Replace the reciever dryer also and all the O rings on the pipes.
Use PAG 46 oil to lubricant of all O rings too

Check your radiator fans as these can cause issues too.

Thanks, will get hold of some of the oil and look at new dryers, what about the o rings, are these going to be something special or is it just a case of matching some generic ones from a big o ring set like Halfords sell?

Shout if you get stuck :+1::+1:

https://www.amazon.co.uk/dp/B07CTNMVQM/ref=cm_sw_r_wa_apa_fabc_Ck8VFbDZA6AF4

Brilliant thanks

Have an ask around for a local mobile AC guy, when I had my clam off I had one come over to test/regas everything and it’s a great opportunity to identify any/all leaks that the system may have. I know a few people who have gone to lengths/expense to restore (or even just remove/refit) their AC systems, put clam back on and then drive somewhere to get gassed up to find it all pissing out somewhere.

That’s the plan. I think I’m going to order a new drier and condenser

Then I might also need:
The two pipes from the condenser (one to the sill pipe connector, one to the drier) - (B117P0051F and B120P0006F)

Then there’s that new thermostat kit which prevents the system from getting ice’d up but one thing at a time!

Sounds like you’re all on top of it. I put the thermostat kit in mine too, but not when I had the clam off - like a renegade I did it afterwards via keyhole surgery… :laughing:

You need to assume that every pipe you touch will turn to dust, it’s a shame - but hey-ho. Lotus supply on the pipes seems to come and go in waves, nothing available when I was working on mine (hence getting some made up instead) but a friend was able to source some fairly easier a few months after that. I also know somebody who recently had to overhaul the system on an S3 cup car and he got pipes fairly easily, but apparently were the last ones in stock.

I guess I’ll just fill my deroure basket and see what they can get hold of! It’s quite frustrating sometimes.

The lotus service notes say to remove the rad etc I’ll have to disconnect the oil cooler lines, is that true?

Sort of. It is possible (I think) to separate the rad and condenser in situ, then sort of loosen the radiator shroud and slide it all out through the top but would be very awkward. Disconnecting oil coolers lets you lift the entire shroud off and work in more comfort.

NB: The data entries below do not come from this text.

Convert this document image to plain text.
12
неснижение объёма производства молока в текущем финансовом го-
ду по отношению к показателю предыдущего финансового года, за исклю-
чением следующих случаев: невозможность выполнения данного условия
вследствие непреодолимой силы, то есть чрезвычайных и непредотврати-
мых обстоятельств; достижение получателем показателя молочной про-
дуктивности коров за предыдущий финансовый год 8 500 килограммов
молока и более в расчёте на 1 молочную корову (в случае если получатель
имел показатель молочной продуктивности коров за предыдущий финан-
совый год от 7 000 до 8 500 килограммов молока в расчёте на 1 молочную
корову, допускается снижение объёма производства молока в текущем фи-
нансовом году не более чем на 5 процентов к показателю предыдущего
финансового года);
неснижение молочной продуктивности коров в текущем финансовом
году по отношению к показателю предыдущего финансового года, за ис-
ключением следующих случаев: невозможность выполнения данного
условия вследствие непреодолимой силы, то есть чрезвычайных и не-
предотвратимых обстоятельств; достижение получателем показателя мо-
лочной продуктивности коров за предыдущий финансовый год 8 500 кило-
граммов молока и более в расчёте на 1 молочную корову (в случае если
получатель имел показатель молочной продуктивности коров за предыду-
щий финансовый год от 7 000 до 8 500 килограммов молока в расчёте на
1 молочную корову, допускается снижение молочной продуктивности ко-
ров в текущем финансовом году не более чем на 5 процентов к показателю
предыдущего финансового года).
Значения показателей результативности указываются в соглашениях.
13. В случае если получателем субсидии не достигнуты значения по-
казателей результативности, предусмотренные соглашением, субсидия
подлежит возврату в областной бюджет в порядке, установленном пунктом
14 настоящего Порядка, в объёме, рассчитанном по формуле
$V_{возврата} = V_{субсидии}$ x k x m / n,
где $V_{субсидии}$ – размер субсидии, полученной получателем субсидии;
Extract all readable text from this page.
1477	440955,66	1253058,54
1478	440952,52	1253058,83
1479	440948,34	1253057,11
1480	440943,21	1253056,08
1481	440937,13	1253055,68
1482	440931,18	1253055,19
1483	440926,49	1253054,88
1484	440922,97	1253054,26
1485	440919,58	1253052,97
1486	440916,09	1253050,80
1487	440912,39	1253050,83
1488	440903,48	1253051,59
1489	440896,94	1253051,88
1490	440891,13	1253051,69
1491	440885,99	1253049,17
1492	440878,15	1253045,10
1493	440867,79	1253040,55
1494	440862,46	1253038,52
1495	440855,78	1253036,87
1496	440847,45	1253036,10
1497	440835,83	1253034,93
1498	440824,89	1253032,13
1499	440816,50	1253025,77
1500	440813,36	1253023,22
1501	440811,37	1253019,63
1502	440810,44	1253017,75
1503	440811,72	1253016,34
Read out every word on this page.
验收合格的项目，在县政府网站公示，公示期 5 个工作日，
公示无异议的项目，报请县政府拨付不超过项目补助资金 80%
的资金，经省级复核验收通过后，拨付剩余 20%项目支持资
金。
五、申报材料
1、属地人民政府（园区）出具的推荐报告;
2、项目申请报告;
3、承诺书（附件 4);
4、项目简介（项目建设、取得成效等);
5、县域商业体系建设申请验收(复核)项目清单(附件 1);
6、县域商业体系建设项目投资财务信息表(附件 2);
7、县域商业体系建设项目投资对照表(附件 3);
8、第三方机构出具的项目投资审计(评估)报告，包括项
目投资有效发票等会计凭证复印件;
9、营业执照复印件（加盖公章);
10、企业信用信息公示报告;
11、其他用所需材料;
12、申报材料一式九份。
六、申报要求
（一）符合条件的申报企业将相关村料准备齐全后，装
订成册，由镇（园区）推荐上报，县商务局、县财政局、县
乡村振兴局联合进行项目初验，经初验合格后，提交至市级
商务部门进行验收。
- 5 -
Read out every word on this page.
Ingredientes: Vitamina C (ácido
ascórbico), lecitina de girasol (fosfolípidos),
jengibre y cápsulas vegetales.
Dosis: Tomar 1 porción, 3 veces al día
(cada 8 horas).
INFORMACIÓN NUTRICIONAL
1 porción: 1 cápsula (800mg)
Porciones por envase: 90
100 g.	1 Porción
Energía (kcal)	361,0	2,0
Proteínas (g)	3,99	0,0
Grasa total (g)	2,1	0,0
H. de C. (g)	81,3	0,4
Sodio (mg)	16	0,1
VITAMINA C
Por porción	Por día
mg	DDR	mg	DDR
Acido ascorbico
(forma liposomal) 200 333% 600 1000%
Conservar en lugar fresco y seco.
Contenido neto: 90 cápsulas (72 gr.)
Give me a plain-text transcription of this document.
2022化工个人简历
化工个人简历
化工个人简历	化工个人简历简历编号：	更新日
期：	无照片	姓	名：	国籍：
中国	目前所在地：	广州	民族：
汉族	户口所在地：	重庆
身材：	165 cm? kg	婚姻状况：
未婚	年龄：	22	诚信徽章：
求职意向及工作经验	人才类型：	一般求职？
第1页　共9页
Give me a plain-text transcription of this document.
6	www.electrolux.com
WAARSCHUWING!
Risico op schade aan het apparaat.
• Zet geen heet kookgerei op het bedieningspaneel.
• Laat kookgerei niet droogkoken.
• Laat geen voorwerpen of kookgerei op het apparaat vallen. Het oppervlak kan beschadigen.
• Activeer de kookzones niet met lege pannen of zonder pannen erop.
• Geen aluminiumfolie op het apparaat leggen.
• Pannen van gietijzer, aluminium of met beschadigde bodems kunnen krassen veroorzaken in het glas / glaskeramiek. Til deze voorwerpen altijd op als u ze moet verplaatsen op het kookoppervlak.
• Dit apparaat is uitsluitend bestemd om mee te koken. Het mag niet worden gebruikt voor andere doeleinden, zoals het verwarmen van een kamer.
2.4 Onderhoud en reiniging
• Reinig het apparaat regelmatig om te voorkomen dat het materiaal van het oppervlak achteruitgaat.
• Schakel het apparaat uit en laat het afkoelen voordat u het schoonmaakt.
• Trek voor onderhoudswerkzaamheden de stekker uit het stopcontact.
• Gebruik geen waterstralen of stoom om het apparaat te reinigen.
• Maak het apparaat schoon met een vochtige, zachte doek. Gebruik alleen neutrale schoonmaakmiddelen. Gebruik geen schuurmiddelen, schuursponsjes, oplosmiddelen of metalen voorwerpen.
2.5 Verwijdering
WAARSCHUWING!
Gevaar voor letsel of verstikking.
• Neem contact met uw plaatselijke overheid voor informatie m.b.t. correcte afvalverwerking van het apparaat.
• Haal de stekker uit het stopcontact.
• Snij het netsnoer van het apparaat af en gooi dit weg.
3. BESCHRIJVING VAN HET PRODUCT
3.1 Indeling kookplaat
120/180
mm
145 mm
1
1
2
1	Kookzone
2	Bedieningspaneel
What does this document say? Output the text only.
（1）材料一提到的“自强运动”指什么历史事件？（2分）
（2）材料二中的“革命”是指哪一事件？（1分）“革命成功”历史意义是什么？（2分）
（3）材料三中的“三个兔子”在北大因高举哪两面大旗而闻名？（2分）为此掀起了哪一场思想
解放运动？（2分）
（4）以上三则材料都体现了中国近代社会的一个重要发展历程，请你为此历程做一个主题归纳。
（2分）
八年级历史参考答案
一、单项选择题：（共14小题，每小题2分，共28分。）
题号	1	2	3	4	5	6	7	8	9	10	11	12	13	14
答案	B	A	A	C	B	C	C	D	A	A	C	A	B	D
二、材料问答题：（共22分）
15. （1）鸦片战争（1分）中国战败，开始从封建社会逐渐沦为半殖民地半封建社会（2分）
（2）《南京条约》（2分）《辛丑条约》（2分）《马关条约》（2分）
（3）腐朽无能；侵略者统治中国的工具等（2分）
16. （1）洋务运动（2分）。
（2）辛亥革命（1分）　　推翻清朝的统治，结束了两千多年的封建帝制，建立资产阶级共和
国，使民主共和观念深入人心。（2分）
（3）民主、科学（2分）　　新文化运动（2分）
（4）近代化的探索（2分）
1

Hi Andy, as a matter of interest what rad are going to fit, a triple pass unit?

I’ve just gone with a single pass 42mm core radiator from coolex, painted satin black. My understanding is all these guys get the cores in from china and then coolex weld the end tanks on in the UK.

My Elise had a Coolex radiator in it, still going strong to this day - great value for what you get. I would have gone with them again for my Exige but the bundle with chargecooler from ProAlloy made it work out to go that way.